Brecht and the Art of Spectatorship

Professor Laura Bradley (University of Edinburgh) presents at the German research seminar.

Professor Laura Bradley’s research focuses on the relationship between culture and politics, including factors such as state policy and censorship, the politics and identity of institutions, and the negotiation of space for artistic experimentation in theatre, film, television and literature. She has carried out major research projects on Brecht and on GDR theatre censorship, has published representations of crime in GDR film and television, and is currently writing a book about Brecht and spectatorship. Her research has a strong historical focus, and she has worked extensively in a wide range of archives in the former GDR.

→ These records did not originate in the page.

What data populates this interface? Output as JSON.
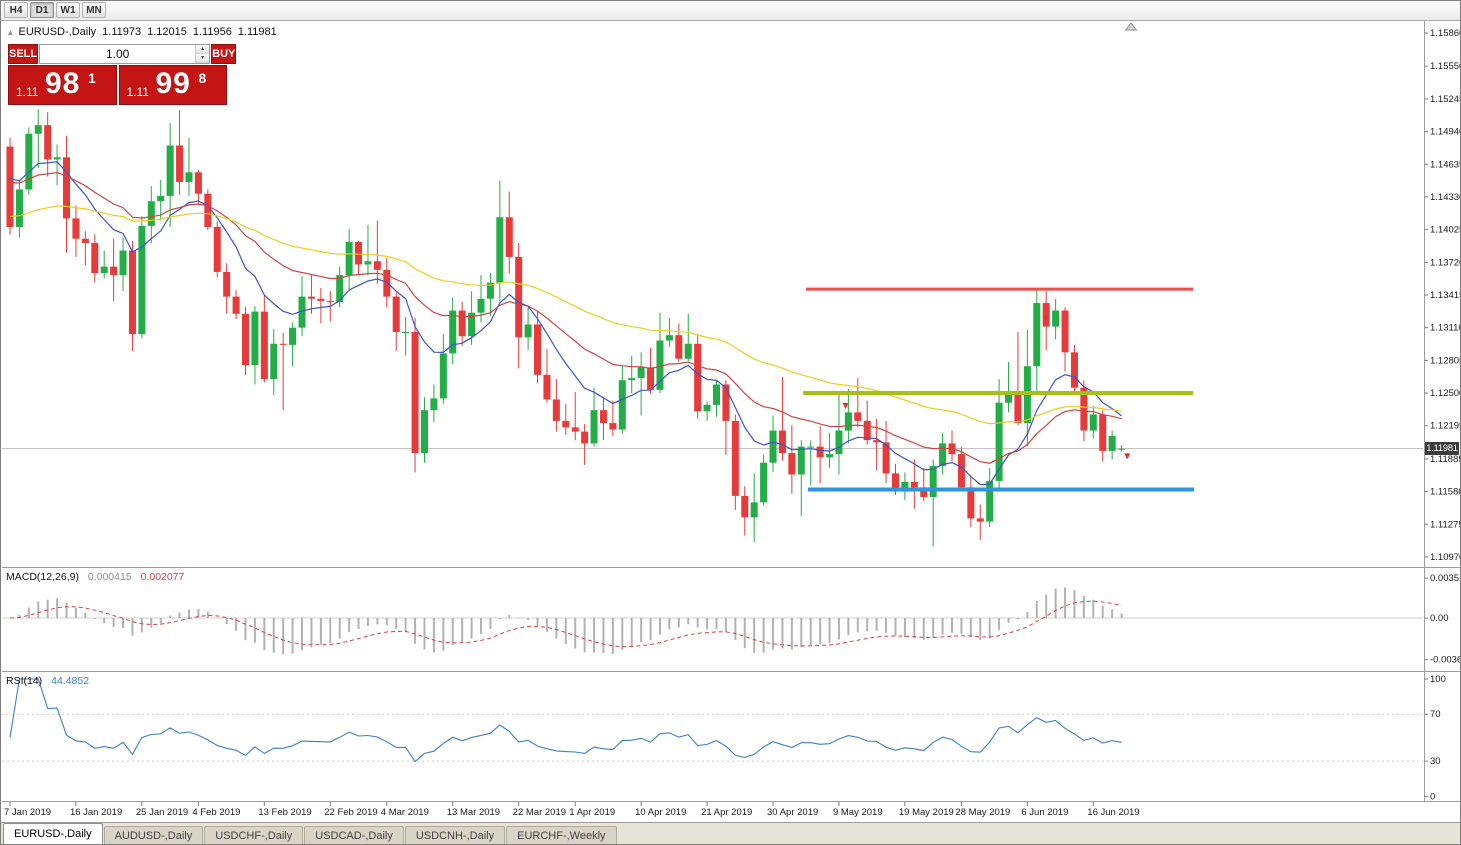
{
  "toolbar": {
    "timeframes": [
      {
        "label": "H4",
        "active": false
      },
      {
        "label": "D1",
        "active": true
      },
      {
        "label": "W1",
        "active": false
      },
      {
        "label": "MN",
        "active": false
      }
    ]
  },
  "chart_header": {
    "symbol": "EURUSD-,Daily",
    "open": "1.11973",
    "high": "1.12015",
    "low": "1.11956",
    "close": "1.11981"
  },
  "trade_panel": {
    "sell_label": "SELL",
    "buy_label": "BUY",
    "volume": "1.00",
    "sell_price": {
      "small": "1.11",
      "big": "98",
      "sup": "1"
    },
    "buy_price": {
      "small": "1.11",
      "big": "99",
      "sup": "8"
    }
  },
  "price_axis": {
    "labels": [
      "1.15860",
      "1.15550",
      "1.15245",
      "1.14940",
      "1.14635",
      "1.14330",
      "1.14025",
      "1.13720",
      "1.13415",
      "1.13110",
      "1.12805",
      "1.12500",
      "1.12195",
      "1.11885",
      "1.11580",
      "1.11275",
      "1.10970"
    ],
    "current": "1.11981"
  },
  "indicators": {
    "macd": {
      "label": "MACD(12,26,9)",
      "value_main": "0.000415",
      "value_signal": "0.002077",
      "axis": [
        "0.003518",
        "0.00",
        "-0.00367"
      ]
    },
    "rsi": {
      "label": "RSI(14)",
      "value": "44.4852",
      "axis": [
        "100",
        "70",
        "30",
        "0"
      ]
    }
  },
  "date_axis": {
    "labels": [
      {
        "text": "7 Jan 2019",
        "index": 0
      },
      {
        "text": "16 Jan 2019",
        "index": 7
      },
      {
        "text": "25 Jan 2019",
        "index": 14
      },
      {
        "text": "4 Feb 2019",
        "index": 20
      },
      {
        "text": "13 Feb 2019",
        "index": 27
      },
      {
        "text": "22 Feb 2019",
        "index": 34
      },
      {
        "text": "4 Mar 2019",
        "index": 40
      },
      {
        "text": "13 Mar 2019",
        "index": 47
      },
      {
        "text": "22 Mar 2019",
        "index": 54
      },
      {
        "text": "1 Apr 2019",
        "index": 60
      },
      {
        "text": "10 Apr 2019",
        "index": 67
      },
      {
        "text": "21 Apr 2019",
        "index": 74
      },
      {
        "text": "30 Apr 2019",
        "index": 81
      },
      {
        "text": "9 May 2019",
        "index": 88
      },
      {
        "text": "19 May 2019",
        "index": 95
      },
      {
        "text": "28 May 2019",
        "index": 101
      },
      {
        "text": "6 Jun 2019",
        "index": 108
      },
      {
        "text": "16 Jun 2019",
        "index": 115
      }
    ]
  },
  "tabs": [
    {
      "label": "EURUSD-,Daily",
      "active": true
    },
    {
      "label": "AUDUSD-,Daily",
      "active": false
    },
    {
      "label": "USDCHF-,Daily",
      "active": false
    },
    {
      "label": "USDCAD-,Daily",
      "active": false
    },
    {
      "label": "USDCNH-,Daily",
      "active": false
    },
    {
      "label": "EURCHF-,Weekly",
      "active": false
    }
  ],
  "chart_data": {
    "type": "candlestick",
    "symbol": "EURUSD",
    "timeframe": "Daily",
    "title": "EURUSD-,Daily",
    "ylim": [
      1.1097,
      1.1586
    ],
    "colors": {
      "up": "#22ad46",
      "down": "#e73b3b"
    },
    "ohlc": [
      [
        1.148,
        1.1488,
        1.1398,
        1.1405
      ],
      [
        1.1405,
        1.1448,
        1.1395,
        1.144
      ],
      [
        1.144,
        1.1498,
        1.1435,
        1.1492
      ],
      [
        1.1492,
        1.1515,
        1.146,
        1.15
      ],
      [
        1.15,
        1.1512,
        1.1452,
        1.1468
      ],
      [
        1.1468,
        1.1482,
        1.1444,
        1.147
      ],
      [
        1.147,
        1.149,
        1.1381,
        1.1413
      ],
      [
        1.1413,
        1.1425,
        1.1377,
        1.1394
      ],
      [
        1.1394,
        1.1401,
        1.1369,
        1.139
      ],
      [
        1.139,
        1.1398,
        1.1353,
        1.1362
      ],
      [
        1.1362,
        1.1383,
        1.1357,
        1.1368
      ],
      [
        1.1368,
        1.1394,
        1.1336,
        1.136
      ],
      [
        1.136,
        1.1395,
        1.1345,
        1.1383
      ],
      [
        1.1383,
        1.1392,
        1.1289,
        1.1305
      ],
      [
        1.1305,
        1.1415,
        1.1301,
        1.1406
      ],
      [
        1.1406,
        1.1443,
        1.139,
        1.1429
      ],
      [
        1.1429,
        1.1449,
        1.1411,
        1.1434
      ],
      [
        1.1434,
        1.1502,
        1.1405,
        1.1481
      ],
      [
        1.1481,
        1.1514,
        1.1435,
        1.1447
      ],
      [
        1.1447,
        1.1488,
        1.1434,
        1.1456
      ],
      [
        1.1456,
        1.1458,
        1.1425,
        1.1436
      ],
      [
        1.1436,
        1.144,
        1.1402,
        1.1405
      ],
      [
        1.1405,
        1.141,
        1.1358,
        1.1363
      ],
      [
        1.1363,
        1.1371,
        1.1324,
        1.134
      ],
      [
        1.134,
        1.1346,
        1.1319,
        1.1324
      ],
      [
        1.1324,
        1.133,
        1.1267,
        1.1276
      ],
      [
        1.1276,
        1.1331,
        1.1258,
        1.1326
      ],
      [
        1.1326,
        1.1341,
        1.126,
        1.1263
      ],
      [
        1.1263,
        1.131,
        1.1248,
        1.1296
      ],
      [
        1.1296,
        1.1306,
        1.1234,
        1.1295
      ],
      [
        1.1295,
        1.1316,
        1.1275,
        1.1311
      ],
      [
        1.1311,
        1.1359,
        1.1303,
        1.134
      ],
      [
        1.134,
        1.136,
        1.1324,
        1.1338
      ],
      [
        1.1338,
        1.1348,
        1.1315,
        1.1336
      ],
      [
        1.1336,
        1.1345,
        1.1317,
        1.1335
      ],
      [
        1.1335,
        1.1368,
        1.133,
        1.136
      ],
      [
        1.136,
        1.1403,
        1.1345,
        1.1391
      ],
      [
        1.1391,
        1.1392,
        1.136,
        1.137
      ],
      [
        1.137,
        1.1407,
        1.136,
        1.1373
      ],
      [
        1.1373,
        1.1411,
        1.1352,
        1.1365
      ],
      [
        1.1365,
        1.1376,
        1.133,
        1.134
      ],
      [
        1.134,
        1.1344,
        1.1289,
        1.1307
      ],
      [
        1.1307,
        1.1321,
        1.1285,
        1.1307
      ],
      [
        1.1307,
        1.132,
        1.1176,
        1.1194
      ],
      [
        1.1194,
        1.1246,
        1.1185,
        1.1234
      ],
      [
        1.1234,
        1.1258,
        1.1223,
        1.1245
      ],
      [
        1.1245,
        1.1305,
        1.124,
        1.1287
      ],
      [
        1.1287,
        1.1339,
        1.1277,
        1.1327
      ],
      [
        1.1327,
        1.1335,
        1.1294,
        1.1303
      ],
      [
        1.1303,
        1.1345,
        1.1295,
        1.1325
      ],
      [
        1.1325,
        1.136,
        1.1316,
        1.1338
      ],
      [
        1.1338,
        1.1362,
        1.1322,
        1.1353
      ],
      [
        1.1353,
        1.1448,
        1.1336,
        1.1414
      ],
      [
        1.1414,
        1.1438,
        1.1361,
        1.1377
      ],
      [
        1.1377,
        1.139,
        1.1273,
        1.1302
      ],
      [
        1.1302,
        1.133,
        1.129,
        1.1314
      ],
      [
        1.1314,
        1.1327,
        1.1259,
        1.1267
      ],
      [
        1.1267,
        1.1291,
        1.1241,
        1.1244
      ],
      [
        1.1244,
        1.1263,
        1.1214,
        1.1224
      ],
      [
        1.1224,
        1.124,
        1.1211,
        1.1218
      ],
      [
        1.1218,
        1.1251,
        1.1206,
        1.1214
      ],
      [
        1.1214,
        1.1221,
        1.1183,
        1.1203
      ],
      [
        1.1203,
        1.1255,
        1.12,
        1.1234
      ],
      [
        1.1234,
        1.1245,
        1.1206,
        1.1222
      ],
      [
        1.1222,
        1.1243,
        1.121,
        1.1216
      ],
      [
        1.1216,
        1.1275,
        1.1212,
        1.1262
      ],
      [
        1.1262,
        1.1285,
        1.125,
        1.1264
      ],
      [
        1.1264,
        1.1288,
        1.1229,
        1.1274
      ],
      [
        1.1274,
        1.1292,
        1.1249,
        1.1253
      ],
      [
        1.1253,
        1.1325,
        1.125,
        1.1299
      ],
      [
        1.1299,
        1.132,
        1.1293,
        1.1304
      ],
      [
        1.1304,
        1.1315,
        1.1279,
        1.1282
      ],
      [
        1.1282,
        1.1324,
        1.128,
        1.1296
      ],
      [
        1.1296,
        1.1305,
        1.1226,
        1.1233
      ],
      [
        1.1233,
        1.1242,
        1.1224,
        1.1239
      ],
      [
        1.1239,
        1.1262,
        1.1228,
        1.1258
      ],
      [
        1.1258,
        1.1262,
        1.1192,
        1.1224
      ],
      [
        1.1224,
        1.123,
        1.1141,
        1.1154
      ],
      [
        1.1154,
        1.1163,
        1.1117,
        1.1134
      ],
      [
        1.1134,
        1.1175,
        1.1111,
        1.1148
      ],
      [
        1.1148,
        1.1192,
        1.1145,
        1.1185
      ],
      [
        1.1185,
        1.1229,
        1.1176,
        1.1215
      ],
      [
        1.1215,
        1.1265,
        1.1187,
        1.1194
      ],
      [
        1.1194,
        1.122,
        1.1156,
        1.1174
      ],
      [
        1.1174,
        1.1206,
        1.1135,
        1.12
      ],
      [
        1.12,
        1.1206,
        1.1164,
        1.12
      ],
      [
        1.12,
        1.1219,
        1.1166,
        1.119
      ],
      [
        1.119,
        1.1213,
        1.118,
        1.1193
      ],
      [
        1.1193,
        1.1251,
        1.1174,
        1.1215
      ],
      [
        1.1215,
        1.1254,
        1.1203,
        1.1232
      ],
      [
        1.1232,
        1.1264,
        1.1218,
        1.1224
      ],
      [
        1.1224,
        1.1243,
        1.1202,
        1.1206
      ],
      [
        1.1206,
        1.1226,
        1.1178,
        1.1204
      ],
      [
        1.1204,
        1.1224,
        1.1166,
        1.1175
      ],
      [
        1.1175,
        1.1184,
        1.1155,
        1.1158
      ],
      [
        1.1158,
        1.1176,
        1.115,
        1.1167
      ],
      [
        1.1167,
        1.1188,
        1.1142,
        1.1162
      ],
      [
        1.1162,
        1.118,
        1.1149,
        1.1153
      ],
      [
        1.1153,
        1.1188,
        1.1107,
        1.1182
      ],
      [
        1.1182,
        1.1213,
        1.1174,
        1.1203
      ],
      [
        1.1203,
        1.1215,
        1.1186,
        1.1193
      ],
      [
        1.1193,
        1.12,
        1.1159,
        1.1162
      ],
      [
        1.1162,
        1.1173,
        1.1125,
        1.1133
      ],
      [
        1.1133,
        1.1146,
        1.1113,
        1.113
      ],
      [
        1.113,
        1.118,
        1.1125,
        1.1168
      ],
      [
        1.1168,
        1.1263,
        1.116,
        1.1241
      ],
      [
        1.1241,
        1.1279,
        1.1232,
        1.1252
      ],
      [
        1.1252,
        1.1307,
        1.122,
        1.1222
      ],
      [
        1.1222,
        1.1309,
        1.12,
        1.1275
      ],
      [
        1.1275,
        1.1348,
        1.1251,
        1.1334
      ],
      [
        1.1334,
        1.1345,
        1.129,
        1.1312
      ],
      [
        1.1312,
        1.1338,
        1.13,
        1.1327
      ],
      [
        1.1327,
        1.133,
        1.127,
        1.1288
      ],
      [
        1.1288,
        1.1295,
        1.1248,
        1.1255
      ],
      [
        1.1255,
        1.1262,
        1.1205,
        1.1215
      ],
      [
        1.1215,
        1.1238,
        1.1208,
        1.123
      ],
      [
        1.123,
        1.1234,
        1.1186,
        1.1196
      ],
      [
        1.1196,
        1.1215,
        1.1188,
        1.121
      ],
      [
        1.11973,
        1.12015,
        1.11956,
        1.11981
      ]
    ],
    "moving_averages": [
      {
        "period": 10,
        "color": "#3c55c8",
        "seed": 1.146
      },
      {
        "period": 25,
        "color": "#cf4343",
        "seed": 1.145
      },
      {
        "period": 55,
        "color": "#eccf1c",
        "seed": 1.1415
      }
    ],
    "trend_lines": [
      {
        "price": 1.1347,
        "from": 84.5,
        "to": 125.6,
        "color": "#f14b4b",
        "width": 3
      },
      {
        "price": 1.125,
        "from": 84.2,
        "to": 125.6,
        "color": "#a6c018",
        "width": 4
      },
      {
        "price": 1.116,
        "from": 84.7,
        "to": 125.7,
        "color": "#2f93dd",
        "width": 4
      }
    ],
    "markers": [
      {
        "index": 88.7,
        "price": 1.1237
      },
      {
        "index": 110,
        "price": 1.1318
      },
      {
        "index": 118.6,
        "price": 1.119
      }
    ],
    "macd": {
      "fast": 12,
      "slow": 26,
      "signal": 9
    },
    "rsi": {
      "period": 14
    }
  }
}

Brecht and the Art of Spectatorship: As a playwright and theatre director, Bertolt Brecht’s central ambition was to empower spectators: to train them to watch performances critically, judge what they saw, and consider its relevance to their own lives. He considers the themes of vision and spectatorship explicitly in plays such as Leben des Galilei and Der aufhaltsame Aufstieg des Arturo Ui, and he frequently uses onstage spectatorship to scrutinize and critique different viewing practices. This paper explores how onstage spectatorship functions in Die Mutter and Mutter Courage und ihre Kinder, showing the connection between observation and acting, the different designs that dramatic and epic theatre have on spectators, and the ways in which knowledge gleaned through spectatorship can be put to practical, political use. It asks how real-life audiences responded to Brecht’s post-war productions of his plays at the Berliner Ensemble, testing his own claims against archival evidence of interviews, post-show discussions, and audience questionnaires. Why did sections of the audience – and indeed some critics – repeat spectatorial errors that the plays parodied on stage?